Story #17240

Updated by Peter Amstutz 2 months ago

h1. Nvidia says

The CUDA software environment consists of three parts:

* CUDA Toolkit (libraries, CUDA runtime and developer tools) - User-mode SDK used to build CUDA applications
* CUDA driver - User-mode driver component used to run CUDA applications (such as on Linux systems)
* NVIDIA GPU device driver - Kernel-mode driver component for NVIDIA GPUs

On Linux systems, the CUDA driver and kernel mode components are delivered together in the NVIDIA display driver package. This is shown in Figure 1.


1.3. Binary Compatibility

We define binary compatibility as a set of guarantees provided by the library, where an application targeting the said library will continue to work when dynamically linked against a different version of the library.

The CUDA Driver API has a versioned C-style ABI, which guarantees that applications that were running against an older driver (for example CUDA 3.2) will still run and function correctly against a modern driver (for example one shipped with CUDA 11.0). This is a stronger contract than an API guarantee - an application might need to change its source when recompiling against a newer SDK, but replacing the driver with a newer version will always work.

The CUDA Driver API thus is binary-compatible (the OS loader can pick up a newer version and the application continues to work) but not source-compatible (rebuilding your application against a newer SDK might require source changes). In addition, the binary-compatibility is in one direction: backwards.


Each version of the CUDA Toolkit (and runtime) requires a minimum version of the NVIDIA driver. The CUDA driver ( on Linux for example) included in the NVIDIA driver package, provides binary backward compatibility.
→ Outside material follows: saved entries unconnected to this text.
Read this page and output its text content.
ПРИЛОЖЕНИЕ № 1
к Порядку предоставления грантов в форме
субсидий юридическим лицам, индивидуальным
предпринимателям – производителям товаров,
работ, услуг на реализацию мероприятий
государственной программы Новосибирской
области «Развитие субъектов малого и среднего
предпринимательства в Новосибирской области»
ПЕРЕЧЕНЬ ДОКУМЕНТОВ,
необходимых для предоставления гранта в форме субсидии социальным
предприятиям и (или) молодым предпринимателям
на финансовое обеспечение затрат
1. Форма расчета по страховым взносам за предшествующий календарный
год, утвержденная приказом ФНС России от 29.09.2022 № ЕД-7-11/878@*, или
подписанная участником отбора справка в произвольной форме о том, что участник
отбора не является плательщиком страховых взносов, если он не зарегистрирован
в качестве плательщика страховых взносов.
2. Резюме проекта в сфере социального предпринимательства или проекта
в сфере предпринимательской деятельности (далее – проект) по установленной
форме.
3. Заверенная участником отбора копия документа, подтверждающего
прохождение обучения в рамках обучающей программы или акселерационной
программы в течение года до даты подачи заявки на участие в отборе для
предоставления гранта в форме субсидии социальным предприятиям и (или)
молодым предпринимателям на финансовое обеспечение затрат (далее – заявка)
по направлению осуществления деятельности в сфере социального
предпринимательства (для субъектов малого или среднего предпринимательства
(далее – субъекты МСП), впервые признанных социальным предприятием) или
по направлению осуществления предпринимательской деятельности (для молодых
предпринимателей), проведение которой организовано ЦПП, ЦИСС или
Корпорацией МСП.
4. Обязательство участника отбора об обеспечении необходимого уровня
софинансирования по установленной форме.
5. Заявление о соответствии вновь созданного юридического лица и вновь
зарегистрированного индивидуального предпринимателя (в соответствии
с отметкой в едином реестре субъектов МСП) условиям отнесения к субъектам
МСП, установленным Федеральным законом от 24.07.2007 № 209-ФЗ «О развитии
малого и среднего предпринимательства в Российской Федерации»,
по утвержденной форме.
For example, an application built against the CUDA 3.2 SDK will continue to function even on today’s driver stack. On the other hand, the CUDA runtime has not provided either source or binary compatibility guarantees. Newer major and minor versions of the CUDA runtime have frequently changed the exported symbols, including their version or even their availability, and the dynamic form of the library has its shared object name (.SONAME in Linux-based systems) change every minor version.

h1. Notes

Inside the container: must include the correct nvidia runtime (if dynamically linked) or the application must be statically linked.

* runtime requires a minimum version of the driver -- this should be declared as a requirement
* nvidia-smi tells us some stuff?
* cubins (programs compiled directly for a GPU) target a specific "compute" capability and are only backwards compatible across minor revisions.
* required libraries:* - the CUDA Driver
* required libraries:*

* to use docker, need to install
** I still haven't figured out the correct way to invoke gpu support via the Docker API that we use in crunch-run
Singularity support for bind mounting the nvidia driver exists. It apparently requires @nvidia-container-cli@
Seems like you can use this tool to interrogate the system to find out which libraries need to be bind mounted.
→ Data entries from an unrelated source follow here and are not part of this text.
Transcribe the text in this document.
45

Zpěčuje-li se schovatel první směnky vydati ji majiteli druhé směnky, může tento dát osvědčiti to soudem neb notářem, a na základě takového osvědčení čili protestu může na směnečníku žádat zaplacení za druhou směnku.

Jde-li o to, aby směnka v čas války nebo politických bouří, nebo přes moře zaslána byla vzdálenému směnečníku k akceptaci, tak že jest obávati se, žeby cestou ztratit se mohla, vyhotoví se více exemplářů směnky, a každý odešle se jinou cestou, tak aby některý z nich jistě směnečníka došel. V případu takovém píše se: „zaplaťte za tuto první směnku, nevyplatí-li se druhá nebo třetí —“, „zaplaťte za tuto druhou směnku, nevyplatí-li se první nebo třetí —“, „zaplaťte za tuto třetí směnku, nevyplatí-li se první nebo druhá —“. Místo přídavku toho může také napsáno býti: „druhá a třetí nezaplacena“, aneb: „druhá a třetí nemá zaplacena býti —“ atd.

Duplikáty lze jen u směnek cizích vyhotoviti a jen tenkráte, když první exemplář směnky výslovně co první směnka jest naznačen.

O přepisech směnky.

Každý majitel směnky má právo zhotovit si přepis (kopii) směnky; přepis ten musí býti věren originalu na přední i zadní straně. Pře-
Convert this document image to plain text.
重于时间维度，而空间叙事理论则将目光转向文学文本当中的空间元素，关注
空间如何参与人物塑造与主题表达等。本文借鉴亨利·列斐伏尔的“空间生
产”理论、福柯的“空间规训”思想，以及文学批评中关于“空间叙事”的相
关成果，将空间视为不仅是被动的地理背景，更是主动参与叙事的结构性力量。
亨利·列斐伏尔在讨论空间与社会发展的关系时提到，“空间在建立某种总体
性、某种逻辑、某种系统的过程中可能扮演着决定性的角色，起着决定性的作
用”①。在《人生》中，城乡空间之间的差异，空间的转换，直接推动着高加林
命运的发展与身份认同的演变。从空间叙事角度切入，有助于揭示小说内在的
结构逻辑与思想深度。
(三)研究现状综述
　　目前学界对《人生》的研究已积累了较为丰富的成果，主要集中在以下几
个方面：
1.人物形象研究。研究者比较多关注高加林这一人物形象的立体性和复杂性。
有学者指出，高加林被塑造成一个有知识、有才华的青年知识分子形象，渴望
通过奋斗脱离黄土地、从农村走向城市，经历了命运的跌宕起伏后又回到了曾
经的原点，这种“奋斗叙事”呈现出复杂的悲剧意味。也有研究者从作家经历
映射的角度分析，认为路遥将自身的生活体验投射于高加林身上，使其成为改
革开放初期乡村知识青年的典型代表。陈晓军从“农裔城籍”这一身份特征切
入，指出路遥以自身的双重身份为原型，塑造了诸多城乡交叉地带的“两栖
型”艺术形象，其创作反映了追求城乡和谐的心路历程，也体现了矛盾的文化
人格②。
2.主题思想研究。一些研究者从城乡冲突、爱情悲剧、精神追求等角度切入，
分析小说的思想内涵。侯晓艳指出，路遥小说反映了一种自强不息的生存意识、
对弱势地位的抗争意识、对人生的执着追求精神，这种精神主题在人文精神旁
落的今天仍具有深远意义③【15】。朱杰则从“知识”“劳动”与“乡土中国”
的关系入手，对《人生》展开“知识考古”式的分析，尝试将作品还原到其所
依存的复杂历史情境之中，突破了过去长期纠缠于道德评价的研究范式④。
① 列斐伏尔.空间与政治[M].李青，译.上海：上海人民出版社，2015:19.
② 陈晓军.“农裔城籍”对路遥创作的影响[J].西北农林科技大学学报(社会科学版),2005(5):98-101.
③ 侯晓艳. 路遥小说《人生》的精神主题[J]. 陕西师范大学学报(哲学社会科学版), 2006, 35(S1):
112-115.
node needs to declare, for each device:
* driver version
* hardware capability

container request needs to specify
* minimum driver version → select nodes with >= minimum driver version
* cubin hardware capability (or none) → select nodes with = major revision, >= minor revision hardware capability
** can compile for multiple targets, so this should be a list
* PTX hardware capability → select nodes with >= PTX hardware capability

It seems each SDK release has a new driver, so often the SDK version is printed instead of the underlying driver version. There's a table of which driver corresponds to which SDK revision.

With version 11 of the SDK it seems that the userspace part of the driver can be upgraded without upgrading the kernel driver.